Cloudficient's Context-Aware eDiscovery is an implementation aligned to the Reconstruction-Grade eDiscovery Standard. RGR is vendor-neutral and open; any vendor can build against it, declare against it, or be evaluated against the same criteria.
Cloudficient had already been investing in this architecture before RGR was published. The value of the standard is that it turns those architectural choices into measurable criteria that buyers can ask any vendor to declare against, including us.
In practice, that translated into four capabilities we designed the workflow around, each mapped directly to the cost drivers in sections 2 through 4:
Per-custodian scoping of shared sources. Rather than collecting an entire SharePoint library because twelve custodians touched some of it, we collect only the documents those custodians actually interacted with - at the versions that correspond to their interactions.
Version correspondence, not version sprawl. Where retention configuration and source history permit, we target the version of a hyperlinked document that existed at the time of the custodian's interaction, not the current version, and not every version that ever existed.
The important point for buyers is that these claims should be testable. RGR defines public conformance criteria and measurable tiers. Any vendor, including Cloudficient, can be evaluated against the same rubric.
If you are a general counsel, head of litigation support, or on the procurement side of an eDiscovery evaluation, here are five questions that will separate vendors with measurable collection-fidelity capabilities from vendors still relying on broad collection and downstream cleanup:
Per-custodian scoping. Can you collect only the documents a specific custodian interacted with from a shared library, or only the full library?
Version targeting. Does your workflow collect the version of a hyperlinked document that existed at the custodian's interaction, the current version, or all versions?
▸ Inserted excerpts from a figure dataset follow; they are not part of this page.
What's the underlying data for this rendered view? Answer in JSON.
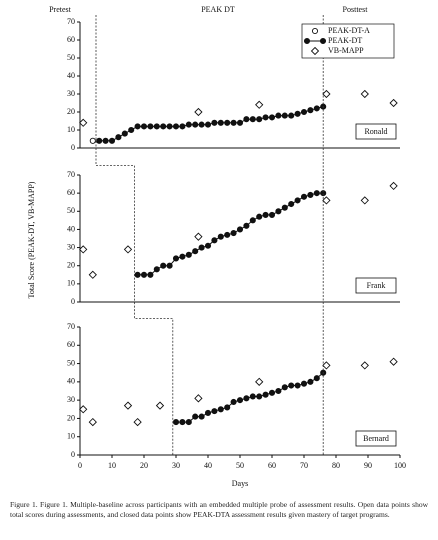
{
  "phase_labels": [
    "Pretest",
    "PEAK DT",
    "Posttest"
  ],
  "y_label": "Total Score (PEAK-DT, VB-MAPP)",
  "x_label": "Days",
  "phase_change_x": [
    5,
    17,
    29
  ],
  "posttest_x": 76,
  "caption": "Figure 1.   Figure 1. Multiple-baseline across participants with an embedded multiple probe of assessment results. Open data points show total scores during assessments, and closed data points show PEAK-DTA assessment results given mastery of target programs.",
  "chart_data": [
    {
      "type": "line",
      "panel": "Ronald",
      "xlim": [
        0,
        100
      ],
      "ylim": [
        0,
        70
      ],
      "yticks": [
        0,
        10,
        20,
        30,
        40,
        50,
        60,
        70
      ],
      "series": [
        {
          "name": "PEAK-DT-A",
          "color": "#111",
          "marker": "circle-open",
          "x": [
            4
          ],
          "values": [
            4
          ]
        },
        {
          "name": "PEAK-DT",
          "color": "#111",
          "marker": "circle",
          "x": [
            6,
            8,
            10,
            12,
            14,
            16,
            18,
            20,
            22,
            24,
            26,
            28,
            30,
            32,
            34,
            36,
            38,
            40,
            42,
            44,
            46,
            48,
            50,
            52,
            54,
            56,
            58,
            60,
            62,
            64,
            66,
            68,
            70,
            72,
            74,
            76
          ],
          "values": [
            4,
            4,
            4,
            6,
            8,
            10,
            12,
            12,
            12,
            12,
            12,
            12,
            12,
            12,
            13,
            13,
            13,
            13,
            14,
            14,
            14,
            14,
            14,
            16,
            16,
            16,
            17,
            17,
            18,
            18,
            18,
            19,
            20,
            21,
            22,
            23
          ]
        },
        {
          "name": "VB-MAPP",
          "color": "#111",
          "marker": "diamond-open",
          "x": [
            1,
            37,
            56,
            77,
            89,
            98
          ],
          "values": [
            14,
            20,
            24,
            30,
            30,
            25
          ]
        }
      ]
    },
    {
      "type": "line",
      "panel": "Frank",
      "xlim": [
        0,
        100
      ],
      "ylim": [
        0,
        70
      ],
      "yticks": [
        0,
        10,
        20,
        30,
        40,
        50,
        60,
        70
      ],
      "series": [
        {
          "name": "PEAK-DT",
          "color": "#111",
          "marker": "circle",
          "x": [
            18,
            20,
            22,
            24,
            26,
            28,
            30,
            32,
            34,
            36,
            38,
            40,
            42,
            44,
            46,
            48,
            50,
            52,
            54,
            56,
            58,
            60,
            62,
            64,
            66,
            68,
            70,
            72,
            74,
            76
          ],
          "values": [
            15,
            15,
            15,
            18,
            20,
            20,
            24,
            25,
            26,
            28,
            30,
            31,
            34,
            36,
            37,
            38,
            40,
            42,
            45,
            47,
            48,
            48,
            50,
            52,
            54,
            56,
            58,
            59,
            60,
            60
          ]
        },
        {
          "name": "VB-MAPP",
          "color": "#111",
          "marker": "diamond-open",
          "x": [
            1,
            4,
            15,
            37,
            77,
            89,
            98
          ],
          "values": [
            29,
            15,
            29,
            36,
            56,
            56,
            64
          ]
        }
      ]
    },
    {
      "type": "line",
      "panel": "Bernard",
      "xlim": [
        0,
        100
      ],
      "ylim": [
        0,
        70
      ],
      "yticks": [
        0,
        10,
        20,
        30,
        40,
        50,
        60,
        70
      ],
      "xticks": [
        0,
        10,
        20,
        30,
        40,
        50,
        60,
        70,
        80,
        90,
        100
      ],
      "series": [
        {
          "name": "PEAK-DT",
          "color": "#111",
          "marker": "circle",
          "x": [
            30,
            32,
            34,
            36,
            38,
            40,
            42,
            44,
            46,
            48,
            50,
            52,
            54,
            56,
            58,
            60,
            62,
            64,
            66,
            68,
            70,
            72,
            74,
            76
          ],
          "values": [
            18,
            18,
            18,
            21,
            21,
            23,
            24,
            25,
            26,
            29,
            30,
            31,
            32,
            32,
            33,
            34,
            35,
            37,
            38,
            38,
            39,
            40,
            42,
            45
          ]
        },
        {
          "name": "VB-MAPP",
          "color": "#111",
          "marker": "diamond-open",
          "x": [
            1,
            4,
            15,
            18,
            25,
            37,
            56,
            77,
            89,
            98
          ],
          "values": [
            25,
            18,
            27,
            18,
            27,
            31,
            40,
            49,
            49,
            51
          ]
        }
      ]
    }
  ]
}
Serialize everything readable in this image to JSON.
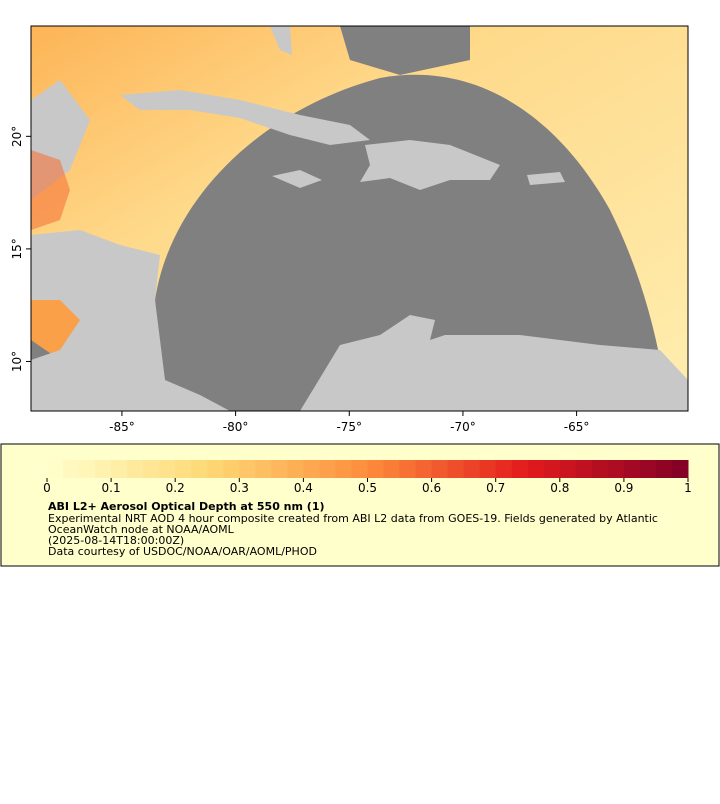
{
  "map": {
    "xlim": [
      -89,
      -60.1
    ],
    "ylim": [
      7.8,
      24.9
    ],
    "xticks": [
      {
        "value": -85,
        "label": "-85°"
      },
      {
        "value": -80,
        "label": "-80°"
      },
      {
        "value": -75,
        "label": "-75°"
      },
      {
        "value": -70,
        "label": "-70°"
      },
      {
        "value": -65,
        "label": "-65°"
      }
    ],
    "yticks": [
      {
        "value": 10,
        "label": "10°"
      },
      {
        "value": 15,
        "label": "15°"
      },
      {
        "value": 20,
        "label": "20°"
      }
    ]
  },
  "legend": {
    "range": [
      0,
      1
    ],
    "ticks": [
      0,
      0.1,
      0.2,
      0.3,
      0.4,
      0.5,
      0.6,
      0.7,
      0.8,
      0.9,
      1
    ],
    "title": "ABI L2+ Aerosol Optical Depth at 550 nm (1)",
    "lines": [
      "Experimental NRT AOD 4 hour composite created from ABI L2 data from GOES-19. Fields generated by Atlantic",
      "OceanWatch node at NOAA/AOML",
      "(2025-08-14T18:00:00Z)",
      "Data courtesy of USDOC/NOAA/OAR/AOML/PHOD"
    ]
  }
}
Exception reporting. When the correct version is no longer retrievable, do you produce a documented exception or silently substitute the current version?
Auditability. Can you export the relationship between parent communication, linked file, targeted version, collected version, and exception reason in a defensible report?
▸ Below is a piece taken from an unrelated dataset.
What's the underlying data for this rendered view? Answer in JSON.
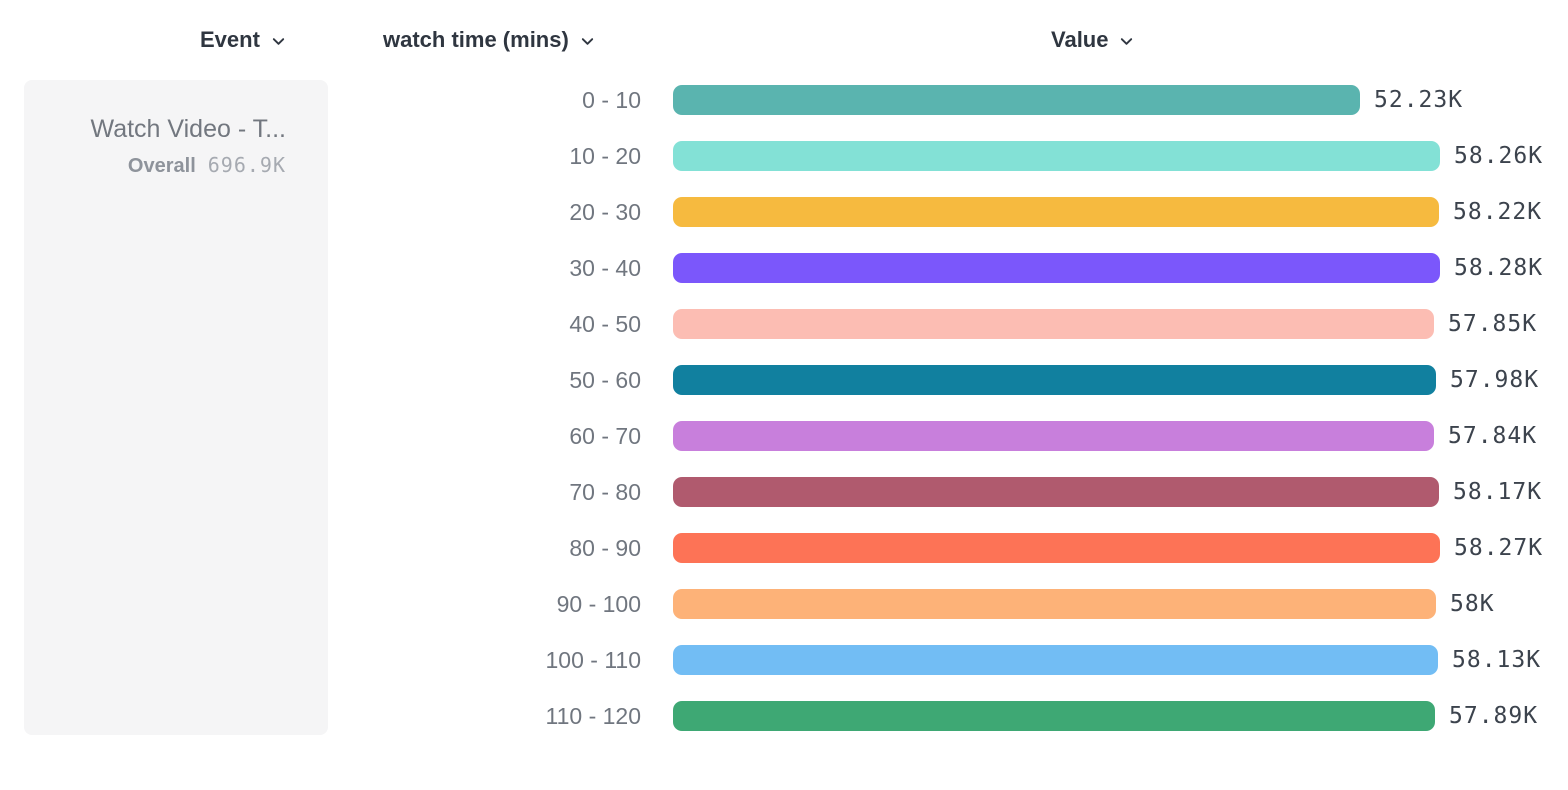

RGR conformance. At which tier of the Reconstruction-Grade eDiscovery Standard does your collection methodology conform? If you do not claim conformance, can you map your workflow to the RG-Aware disclosure catalogue and explain the gaps?
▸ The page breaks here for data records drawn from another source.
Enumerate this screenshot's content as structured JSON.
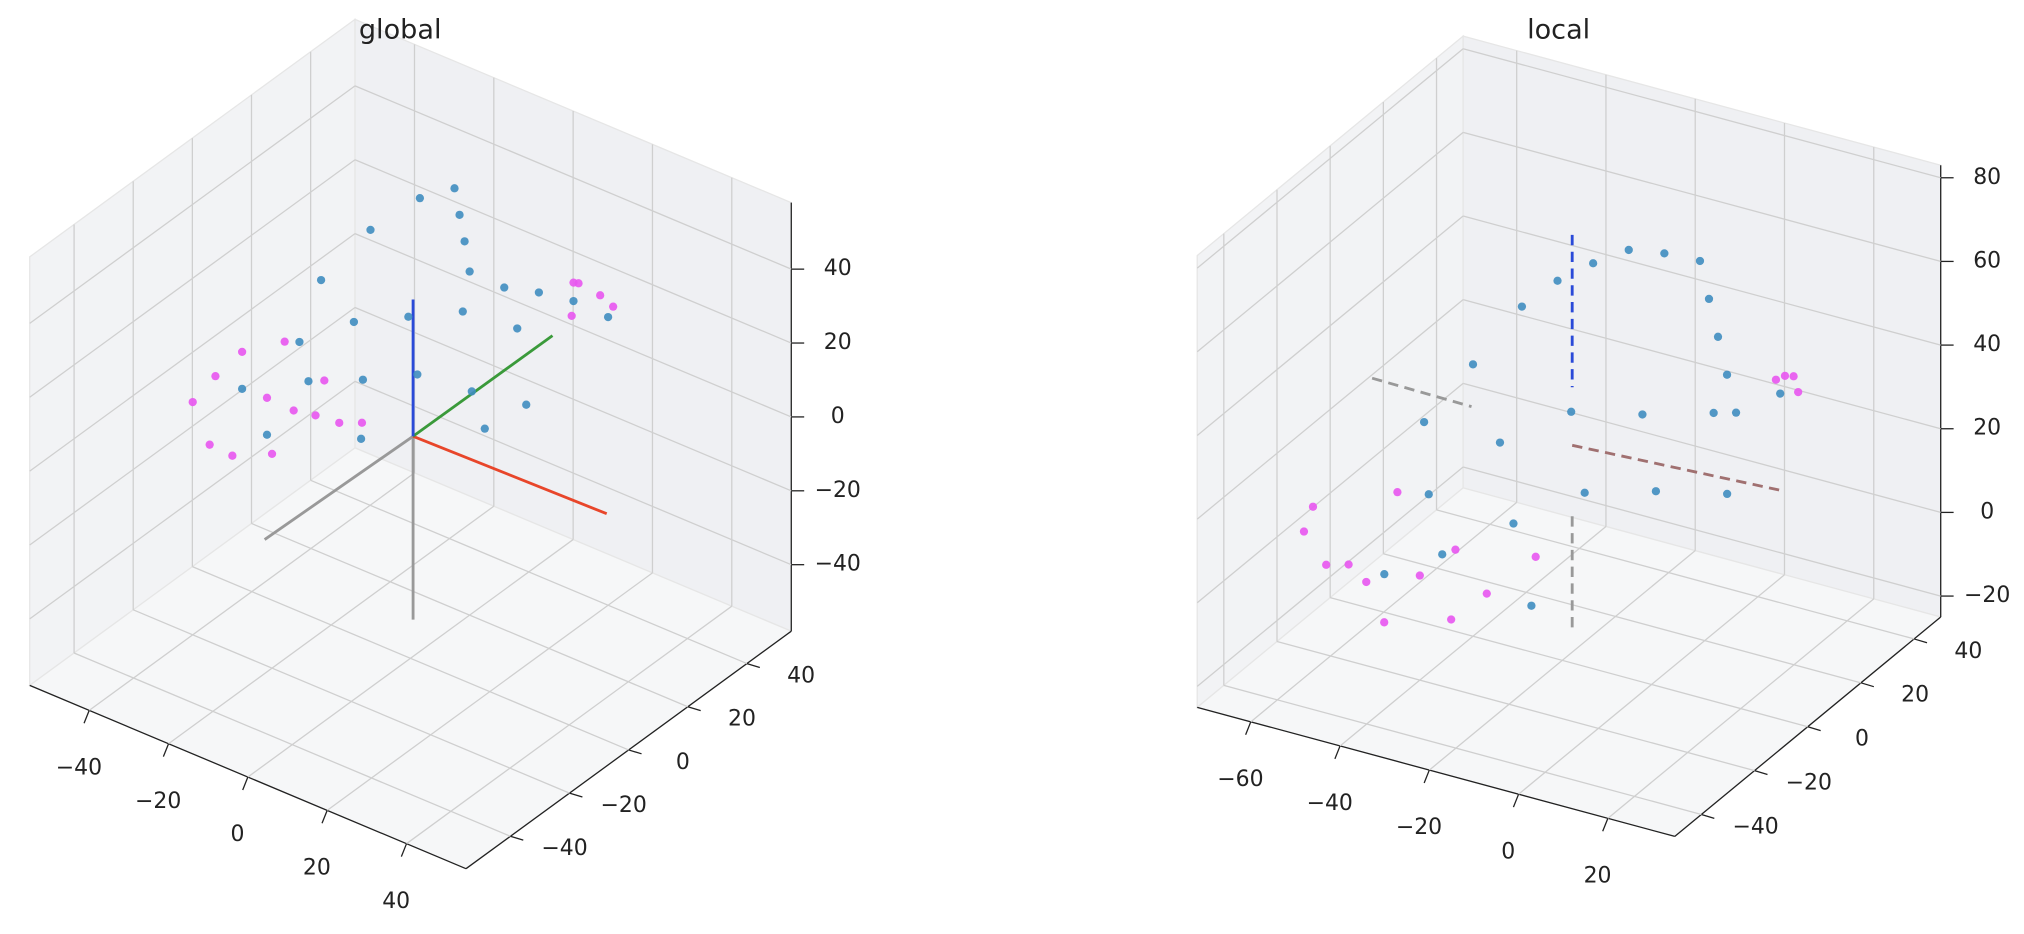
{
  "chart_data": [
    {
      "type": "scatter3d",
      "title": "global",
      "xlim": [
        -55,
        55
      ],
      "ylim": [
        -55,
        55
      ],
      "zlim": [
        -58,
        58
      ],
      "xticks": [
        {
          "value": -40,
          "label": "−40"
        },
        {
          "value": -20,
          "label": "−20"
        },
        0,
        20,
        40
      ],
      "yticks": [
        {
          "value": -40,
          "label": "−40"
        },
        {
          "value": -20,
          "label": "−20"
        },
        0,
        20,
        40
      ],
      "zticks": [
        {
          "value": -40,
          "label": "−40"
        },
        {
          "value": -20,
          "label": "−20"
        },
        0,
        20,
        40
      ],
      "grid": true,
      "series": [
        {
          "color": "#e855f0",
          "x": [
            -40,
            -38,
            -35,
            -32,
            -30,
            -28,
            -25,
            -22,
            -20,
            -18,
            -15,
            -12,
            -10,
            20,
            22,
            25,
            18,
            15
          ],
          "y": [
            -20,
            -15,
            -10,
            -25,
            -20,
            -5,
            -15,
            -10,
            -20,
            -5,
            -12,
            -8,
            -3,
            30,
            25,
            35,
            40,
            35
          ],
          "z": [
            5,
            10,
            15,
            0,
            -5,
            18,
            10,
            5,
            0,
            12,
            8,
            5,
            3,
            35,
            30,
            28,
            25,
            30
          ]
        },
        {
          "color": "#3f8dc0",
          "x": [
            -30,
            -25,
            -20,
            -15,
            -10,
            -5,
            0,
            5,
            10,
            15,
            20,
            -28,
            -18,
            -8,
            2,
            12,
            -22,
            -12,
            -2,
            8,
            18,
            -35,
            -25,
            -5,
            15
          ],
          "y": [
            10,
            20,
            30,
            35,
            30,
            25,
            20,
            25,
            30,
            35,
            40,
            0,
            5,
            10,
            15,
            20,
            -5,
            0,
            5,
            10,
            15,
            -10,
            -15,
            -10,
            5
          ],
          "z": [
            25,
            35,
            40,
            42,
            40,
            38,
            35,
            30,
            28,
            25,
            20,
            15,
            22,
            25,
            28,
            25,
            10,
            12,
            15,
            12,
            10,
            5,
            0,
            5,
            8
          ]
        }
      ]
    },
    {
      "type": "scatter3d",
      "title": "local",
      "xlim": [
        -72,
        35
      ],
      "ylim": [
        -50,
        50
      ],
      "zlim": [
        -25,
        83
      ],
      "xticks": [
        {
          "value": -60,
          "label": "−60"
        },
        {
          "value": -40,
          "label": "−40"
        },
        {
          "value": -20,
          "label": "−20"
        },
        0,
        20
      ],
      "yticks": [
        {
          "value": -40,
          "label": "−40"
        },
        {
          "value": -20,
          "label": "−20"
        },
        0,
        20,
        40
      ],
      "zticks": [
        {
          "value": -20,
          "label": "−20"
        },
        0,
        20,
        40,
        60,
        80
      ],
      "grid": true,
      "series": [
        {
          "color": "#e855f0",
          "x": [
            -60,
            -58,
            -55,
            -52,
            -50,
            -48,
            -45,
            -40,
            -35,
            -30,
            -25,
            -20,
            10,
            12,
            15,
            8
          ],
          "y": [
            -30,
            -25,
            -35,
            -20,
            -30,
            -15,
            -25,
            -20,
            -15,
            -25,
            -20,
            -10,
            30,
            35,
            25,
            40
          ],
          "z": [
            10,
            0,
            20,
            -5,
            5,
            15,
            -10,
            0,
            5,
            -5,
            0,
            5,
            35,
            30,
            40,
            30
          ]
        },
        {
          "color": "#3f8dc0",
          "x": [
            -45,
            -40,
            -35,
            -30,
            -25,
            -20,
            -15,
            -10,
            -5,
            0,
            5,
            10,
            -38,
            -28,
            -18,
            -8,
            2,
            -32,
            -22,
            -12,
            -2,
            8,
            -42,
            -15,
            5
          ],
          "y": [
            -10,
            0,
            10,
            15,
            20,
            25,
            30,
            35,
            30,
            25,
            20,
            15,
            -20,
            -10,
            0,
            10,
            20,
            -25,
            -15,
            -5,
            5,
            15,
            -30,
            -20,
            40
          ],
          "z": [
            30,
            40,
            50,
            55,
            58,
            60,
            58,
            55,
            50,
            45,
            40,
            35,
            20,
            30,
            35,
            32,
            30,
            10,
            15,
            20,
            18,
            15,
            5,
            0,
            25
          ]
        }
      ]
    }
  ]
}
The fifth question is the shortest way to ask the first four. RGR is the vendor-neutral, open standard; any vendor can build against it. Requiring tier declaration or, where that is not yet honestly available, a structured gap explanation, is how a buyer makes collection quality measurable without endorsing any specific product.
The review-cost compression story is real. Per-document AI pricing will keep falling. But matter-level costs are not determined by the price of the fastest step in the pipeline; they are determined by how much of the pipeline should not have been running at all.
The most impactful cost reduction available in eDiscovery today is not a cheaper review platform. It is a collection methodology that declines to send the wrong documents to review in the first place, and documents the gaps where it couldn't capture the right ones.
That discipline is what makes AI review economics work as advertised. Without it, you are paying unit-cost-compressed prices on a population that grew at every stage upstream.
If your current workflow is pushing entire shared sources, all versions, or current-version cloud attachments into review, the math above is not theoretical. It is probably already on your invoice.
Cloudficient helps buyers move the cost decision upstream: collect the right document, at the right version, for the right custodian, and document the exception when the right version is gone.